North Dakota Pull Tabs Rule Change Foreshadows Possible Legislation

North Dakota Pull Tabs Rule Change Foreshadows Possible Legislation

*Gaming Regulators Ban Electronic Pull Tab Machine Expansion In North Dakota*

With a recent vote on rules regarding North Dakota pull tabs, gambling regulators in that state have effectively set part of the next agenda for the legislature when it convenes next. That might have been inevitable regardless, though.

For the time being, new regulations narrow the types of businesses that can offer electronic versions of pull-tab machines in North Dakota. The state of the games for the long haul is far from settled, however.

New North Dakota pull tabs rules

Michelle Griffith of the Grand Forks Herald reports that the North Dakota Gaming Commission issued a new rule last week. The rule seeks to clarify which businesses can offer this type of gaming.

Essentially, the new rule eliminates convenience stores, gas stations, and grocery stores. Five such establishments which already were offering the games will be able to continue doing so, though.

Regulators in the state feared more machines would become available than the Commission had staff to properly police. Additionally, they expressed concern that the enabling statute’s intent was overextended.

The clarifying rule comes at a time when the popularity of electronic machines has exploded across the state.

Machines become significant revenue source

In the past fiscal year, North Dakotans wagered over $1.3 billion on pull-tab games. That’s more than double what they spent on the machines in the fiscal year 2020. Estimates for the current fiscal year suggest that residents might set another record, pushing $2 billion in bets.

It’s hard for any casino business in North Dakota not to want a piece of that action. Any cost incurred in modifying alcohol sales to qualify for a license could have quickly been recovered with pull tabs revenue.

That popularity isn’t universal within the state’s borders. More pull-tab machines in more places could have made grocery stores and tribal casinos competitors.

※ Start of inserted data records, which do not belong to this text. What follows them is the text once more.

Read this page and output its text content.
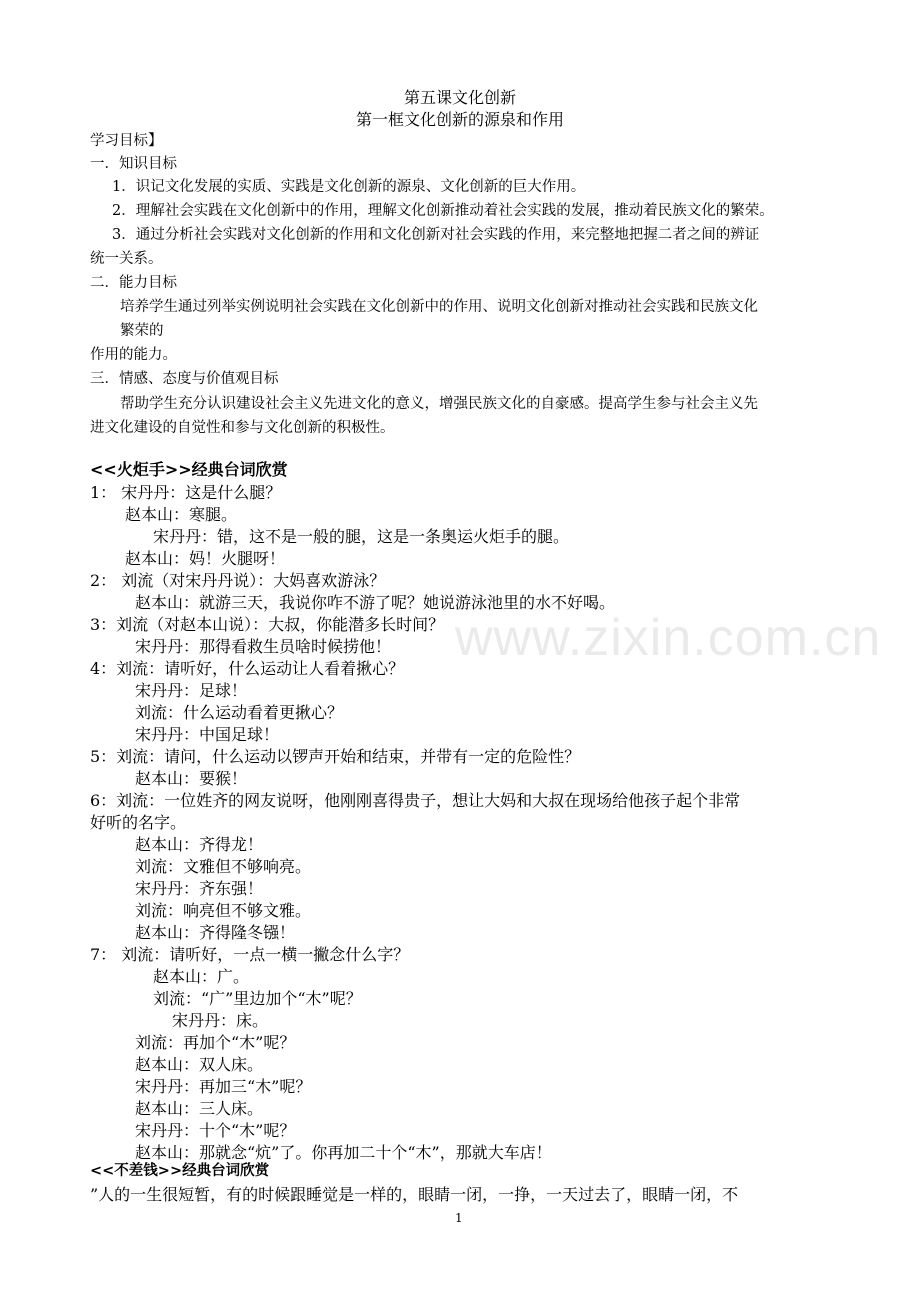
www.zixin.com.cn
第五课文化创新
第一框文化创新的源泉和作用
学习目标】
一．知识目标
1．识记文化发展的实质、实践是文化创新的源泉、文化创新的巨大作用。
2．理解社会实践在文化创新中的作用，理解文化创新推动着社会实践的发展，推动着民族文化的繁荣。
3．通过分析社会实践对文化创新的作用和文化创新对社会实践的作用，来完整地把握二者之间的辨证
统一关系。
二．能力目标
培养学生通过列举实例说明社会实践在文化创新中的作用、说明文化创新对推动社会实践和民族文化
繁荣的
作用的能力。
三．情感、态度与价值观目标
帮助学生充分认识建设社会主义先进文化的意义，增强民族文化的自豪感。提高学生参与社会主义先
进文化建设的自觉性和参与文化创新的积极性。
<<火炬手>>经典台词欣赏
1： 宋丹丹：这是什么腿？
赵本山：寒腿。
宋丹丹：错，这不是一般的腿，这是一条奥运火炬手的腿。
赵本山：妈！火腿呀！
2： 刘流（对宋丹丹说）：大妈喜欢游泳？
赵本山：就游三天，我说你咋不游了呢？她说游泳池里的水不好喝。
3：刘流（对赵本山说）：大叔，你能潜多长时间？
宋丹丹：那得看救生员啥时候捞他！
4：刘流：请听好，什么运动让人看着揪心？
宋丹丹：足球！
刘流：什么运动看着更揪心？
宋丹丹：中国足球！
5：刘流：请问，什么运动以锣声开始和结束，并带有一定的危险性？
赵本山：要猴！
6：刘流：一位姓齐的网友说呀，他刚刚喜得贵子，想让大妈和大叔在现场给他孩子起个非常
好听的名字。
赵本山：齐得龙！
刘流：文雅但不够响亮。
宋丹丹：齐东强！
刘流：响亮但不够文雅。
赵本山：齐得隆冬镪！
7： 刘流：请听好，一点一横一撇念什么字？
赵本山：广。
刘流：“广”里边加个“木”呢？
宋丹丹：床。
刘流：再加个“木”呢？
赵本山：双人床。
宋丹丹：再加三“木”呢？
赵本山：三人床。
宋丹丹：十个“木”呢？
赵本山：那就念“炕”了。你再加二十个“木”，那就大车店！
<<不差钱>>经典台词欣赏
”人的一生很短暂，有的时候跟睡觉是一样的，眼睛一闭，一挣，一天过去了，眼睛一闭，不
1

North Dakota tribal casinos decry pull-tab machines

Since North Dakota legalized electronic versions of the machines in 2017, tribal casinos within North Dakota’s borders have seen their revenues decline. For example, the first year of e-pull tab operation in the state happened in concert with a 17% decline in tribal gaming revenues.

While correlation is not causation, the increase in the state’s revenue on pull-tab games came to a near-identical percentage for the same time frame. Thus, the correlation is quite strong.

Standing Rock chairman Mike Faith said in 2020 that he and other tribal leaders would like to see the state cap the number of e-pull tab machines in the state. Tighter restrictions around the locations for the games effectively act as such a cap.

There’s no guarantee that such regulations will endure, though. The Commission’s decision isn’t final, and tribal casino operators may have some work to do.

North Dakota legislature still to weigh in

The North Dakota legislature meets in odd-numbered years. Thus, the next term will begin in January. At that time, lobbying efforts on both sides of the issue could be active.

At the very least, legislators will need to determine whether to finalize the new rules disqualifying gas stations and grocery stores from offering electronic pull-tab machines.

The legislature could instead opt to modify those rules with new statutes. It’s too early to get an accurate reading of which way a majority of the legislature’s members might lean on the issue, if at all.

What is for certain is that lobbying on the issue could be significant. In addition to tribal casinos, machine vendors and those who advocate for responsible gambling could be active.

Whether they can reach a compromise to satisfy everyone is debatable.

North Dakota legislative action and inaction on pull tabs

The North Dakota legislature had an opportunity to be more proactive on the issue. In 2018, the Commission approved a similar rule clarifying the definition of a “bar.”

A legislative committee repealed that rule then. Thus, regulators are trodding the same path now with the toothpaste already out of the tube in five locations.

The legislature did vote to direct more pull-tabs revenue to responsible gambling resources in 2021, however. Should the legislature vote to maintain a more liberal application of the law, even more, such funding could be a way to counteract that.

That could fall short of a compromise that would satisfy tribal casinos, though. The action of the legislature on this issue could thus be an accurate measurement of the sway they hold in Bismarck.